The 2015 Pine Wood Derby is right around the corner and according to our MC Ara Vartabedian is the best time of the year. I’m providing this link for you to pre-register and to sign up for much needed volunteer spots. http://goo.gl/forms/PK10hjqePA (you will still need to register and weigh in on Jan 30th) The main one in particular is a Race Manager. If there has been a time when you asked yourself, how can I assist with a pack event, this is it.
Please read this email carefully it is a long one and it will help your son avoid potential disappointments come race day (Jan 31). The venue will again be at Mulready School, doors open at 9:15 with opening ceremonies at 10:00.
If your son has not yet received a Pinewood Derby Kit, then please contact me at firstname.lastname@example.org. Scout kits, as well as sibling kits, will also be available at the Pinewood Garage on January 7th.
For those of you who are new to the BSA pinewood derby, we wanted to pass on some info and official rules to make sure everyone is properly informed before attempting to build any exotic car designs. First off, the pack will have a ‘Pine Car Garage Night’ on January 7th at Riverside Gun Club from 5:30 to 8 pm (please arrive no later than 7:30. We are expanding the time of the event and starting a bit earlier, so as to reduce the wait time at the power tools. We will have band saws, a drill press and some other tools available to help people if you don’t have access to these things beforehand. We will also have weights to add to your cars. There are things you can do before then, if you want, such as working on a design idea, or starting to prep the wheels and axles (see below).

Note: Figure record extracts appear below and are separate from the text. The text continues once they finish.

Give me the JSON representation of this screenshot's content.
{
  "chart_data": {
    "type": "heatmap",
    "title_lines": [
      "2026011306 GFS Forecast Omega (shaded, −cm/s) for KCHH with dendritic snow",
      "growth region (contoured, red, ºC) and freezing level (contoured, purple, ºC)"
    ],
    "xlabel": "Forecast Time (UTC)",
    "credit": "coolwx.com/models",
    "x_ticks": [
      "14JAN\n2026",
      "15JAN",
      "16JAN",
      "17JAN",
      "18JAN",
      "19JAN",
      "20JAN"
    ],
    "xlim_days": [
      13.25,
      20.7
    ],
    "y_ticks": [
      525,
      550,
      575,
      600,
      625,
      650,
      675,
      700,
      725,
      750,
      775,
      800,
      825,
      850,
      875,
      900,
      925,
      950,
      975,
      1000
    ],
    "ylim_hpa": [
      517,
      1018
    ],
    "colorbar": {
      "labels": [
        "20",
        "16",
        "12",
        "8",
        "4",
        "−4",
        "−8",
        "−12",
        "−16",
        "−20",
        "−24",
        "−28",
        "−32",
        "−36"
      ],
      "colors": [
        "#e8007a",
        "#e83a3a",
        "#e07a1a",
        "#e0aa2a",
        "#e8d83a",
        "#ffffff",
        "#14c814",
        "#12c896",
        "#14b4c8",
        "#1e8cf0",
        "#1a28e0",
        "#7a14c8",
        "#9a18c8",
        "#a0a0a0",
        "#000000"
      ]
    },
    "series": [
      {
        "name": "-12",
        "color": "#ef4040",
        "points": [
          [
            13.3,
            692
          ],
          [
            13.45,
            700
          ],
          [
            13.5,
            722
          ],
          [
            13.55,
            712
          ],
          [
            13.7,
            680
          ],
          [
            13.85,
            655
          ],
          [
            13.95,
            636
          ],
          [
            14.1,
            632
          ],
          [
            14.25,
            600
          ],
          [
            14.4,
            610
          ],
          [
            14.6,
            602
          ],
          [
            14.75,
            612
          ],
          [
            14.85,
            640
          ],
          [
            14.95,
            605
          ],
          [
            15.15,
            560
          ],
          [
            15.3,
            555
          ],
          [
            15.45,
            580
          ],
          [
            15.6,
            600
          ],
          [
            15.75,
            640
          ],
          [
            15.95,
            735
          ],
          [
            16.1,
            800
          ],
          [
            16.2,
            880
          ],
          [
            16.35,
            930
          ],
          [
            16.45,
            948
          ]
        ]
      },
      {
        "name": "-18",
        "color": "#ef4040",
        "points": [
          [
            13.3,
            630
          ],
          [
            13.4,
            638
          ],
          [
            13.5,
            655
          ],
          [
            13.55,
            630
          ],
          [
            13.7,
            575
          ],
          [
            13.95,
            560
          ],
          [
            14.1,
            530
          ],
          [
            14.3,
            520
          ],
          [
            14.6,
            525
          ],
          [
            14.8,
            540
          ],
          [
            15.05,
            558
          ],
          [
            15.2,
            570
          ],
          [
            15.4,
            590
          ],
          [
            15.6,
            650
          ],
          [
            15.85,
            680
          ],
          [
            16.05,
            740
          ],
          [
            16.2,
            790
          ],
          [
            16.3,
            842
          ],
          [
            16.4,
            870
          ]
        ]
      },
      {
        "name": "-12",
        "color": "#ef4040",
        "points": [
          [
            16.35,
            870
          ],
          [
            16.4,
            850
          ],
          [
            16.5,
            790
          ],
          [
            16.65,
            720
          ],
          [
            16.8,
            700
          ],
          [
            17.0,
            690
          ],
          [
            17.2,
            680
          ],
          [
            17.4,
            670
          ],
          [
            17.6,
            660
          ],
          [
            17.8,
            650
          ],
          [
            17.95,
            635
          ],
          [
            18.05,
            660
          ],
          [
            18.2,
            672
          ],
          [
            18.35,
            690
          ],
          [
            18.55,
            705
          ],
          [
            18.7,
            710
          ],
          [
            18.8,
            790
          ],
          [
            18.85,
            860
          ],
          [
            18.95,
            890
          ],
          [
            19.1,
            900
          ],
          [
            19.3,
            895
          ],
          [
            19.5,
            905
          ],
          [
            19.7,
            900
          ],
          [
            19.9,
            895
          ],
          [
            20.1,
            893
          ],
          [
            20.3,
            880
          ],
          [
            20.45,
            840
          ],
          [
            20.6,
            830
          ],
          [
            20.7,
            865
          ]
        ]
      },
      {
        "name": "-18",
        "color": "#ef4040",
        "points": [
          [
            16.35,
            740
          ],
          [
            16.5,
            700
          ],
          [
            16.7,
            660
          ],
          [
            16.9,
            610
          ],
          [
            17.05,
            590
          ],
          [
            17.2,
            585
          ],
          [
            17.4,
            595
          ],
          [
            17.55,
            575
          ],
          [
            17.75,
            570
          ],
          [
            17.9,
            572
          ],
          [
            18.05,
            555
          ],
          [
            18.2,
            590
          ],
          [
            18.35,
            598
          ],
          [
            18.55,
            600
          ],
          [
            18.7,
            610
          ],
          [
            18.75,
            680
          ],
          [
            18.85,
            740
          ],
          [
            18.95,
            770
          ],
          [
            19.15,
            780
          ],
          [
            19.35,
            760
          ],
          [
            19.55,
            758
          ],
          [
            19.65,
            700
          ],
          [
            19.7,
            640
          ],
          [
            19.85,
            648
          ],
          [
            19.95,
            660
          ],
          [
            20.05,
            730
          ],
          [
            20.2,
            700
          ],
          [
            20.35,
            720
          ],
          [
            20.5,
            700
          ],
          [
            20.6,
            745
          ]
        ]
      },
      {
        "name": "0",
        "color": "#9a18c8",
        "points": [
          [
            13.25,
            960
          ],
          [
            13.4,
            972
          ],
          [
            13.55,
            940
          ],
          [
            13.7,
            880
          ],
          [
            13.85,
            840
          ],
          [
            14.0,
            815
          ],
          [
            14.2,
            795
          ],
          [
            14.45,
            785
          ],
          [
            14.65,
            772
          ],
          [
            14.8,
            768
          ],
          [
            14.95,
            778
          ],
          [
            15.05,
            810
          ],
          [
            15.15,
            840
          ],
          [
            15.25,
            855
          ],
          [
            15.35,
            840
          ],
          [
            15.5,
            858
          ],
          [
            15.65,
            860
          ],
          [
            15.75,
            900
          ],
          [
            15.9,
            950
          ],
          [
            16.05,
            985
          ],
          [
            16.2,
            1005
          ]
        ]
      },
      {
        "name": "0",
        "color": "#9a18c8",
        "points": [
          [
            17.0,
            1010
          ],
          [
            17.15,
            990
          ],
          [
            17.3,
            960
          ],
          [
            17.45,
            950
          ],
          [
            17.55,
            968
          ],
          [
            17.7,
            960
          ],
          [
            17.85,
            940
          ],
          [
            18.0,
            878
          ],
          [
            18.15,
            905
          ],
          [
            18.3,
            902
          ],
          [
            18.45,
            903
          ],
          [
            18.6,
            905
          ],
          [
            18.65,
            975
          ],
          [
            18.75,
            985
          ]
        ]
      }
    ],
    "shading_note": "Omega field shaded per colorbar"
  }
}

If you are unable to make it to the garage, there is the option of using the services of “Wooden Toys and Crafts” in the same building as Trombetta’s Ice Cream in Marlboro. The owner, Bob has templates and charges $3 to cut the car (no weight holes drilled)
I’ve attached the official rules guide issued by our district, the J.P. Becker district, that are used for the regional derby each spring. You will notice that these are last years rules. Should there be any changes, I will let you know. Our pack follows these rules too. The main things to pay attention to are (1) the 5 oz weight limit, and (2) the wheel guidelines.
Regarding the weight limit – no car shall exceed 5.0 ounces on our official scale at weigh-in when the car is registered on Fri Jan 30th. As the speed of the car depends on the weight, this means that in order to be competitive you want to get your child’s car as close to the 5 oz limit as possible. Of course, in designing the car, you may cut away some of the wood, or add some in other areas (as long as it stays within the size guidelines); ultimately you may need to add weight to the final design to get the car close to the limit. The pack will have some weights available at the pine car garage night (January 7th), so we can help people get the cars set on weight.
(competitor’s tip – you get the best results if you put as much of the weight near the BACK of the car as possible; ideally the center of balance should be just in front of the rear wheels, so that the front end won’t pop up)
Be sure to also make note of the car dimension guidelines: 1) Overall width of car shall not exceed 2¾ inches. 2) Length of car shall not exceed 7 inches. The stated dimensions include decorative items attached to the body of the car.
As for the wheels – first, they must be placed in the axle slots that are pre-cut on the car (you may not extend or shorten the wheelbase). Second, you may lightly sand the outside surface of the wheel but you may not modify the wheel surface in any other way. In fact there is no need to do anything else, the BSA wheels have been made a LOT better the last few years, by incorporating a few of the modifications that are commonly employed, so that now you hardly need to do anything to the wheels.
When working on the axles, with close inspection you will notice that the axles (nails) have crimps on the shank and burrs under the head of the axle. With a careful touch these marks can be removed with a small mill file. This can be done without damaging the integrity of the axle. At the garage I will have a method to show you to make this easier.
(competitor’s tip – It is highly encouraged that you help the boys polish the axles to make them smoother, this has a big impact on the performance of the car. Do this with high-grade sandpaper (1000-3000 grit), which can be found at Auto Zone or the like)
You also want to make sure the alignment is good – if the car doesn’t roll straight it will be slowed down from rubbing on the track. Angling the axles up or down is not helpful as it leads to more rubbing. Try to get them as straight as possible. You can always test a car by letting it roll down a board at home before you glue the axles in place. Lubrication is also very important. The only wheel/axle lubricant allowed is powdered graphite. (Not only that, but it is the best; people occasionally try Teflon powder or other stuff, but they have been shown to not work as well as the graphite.) Liquid lubricants are not allowed.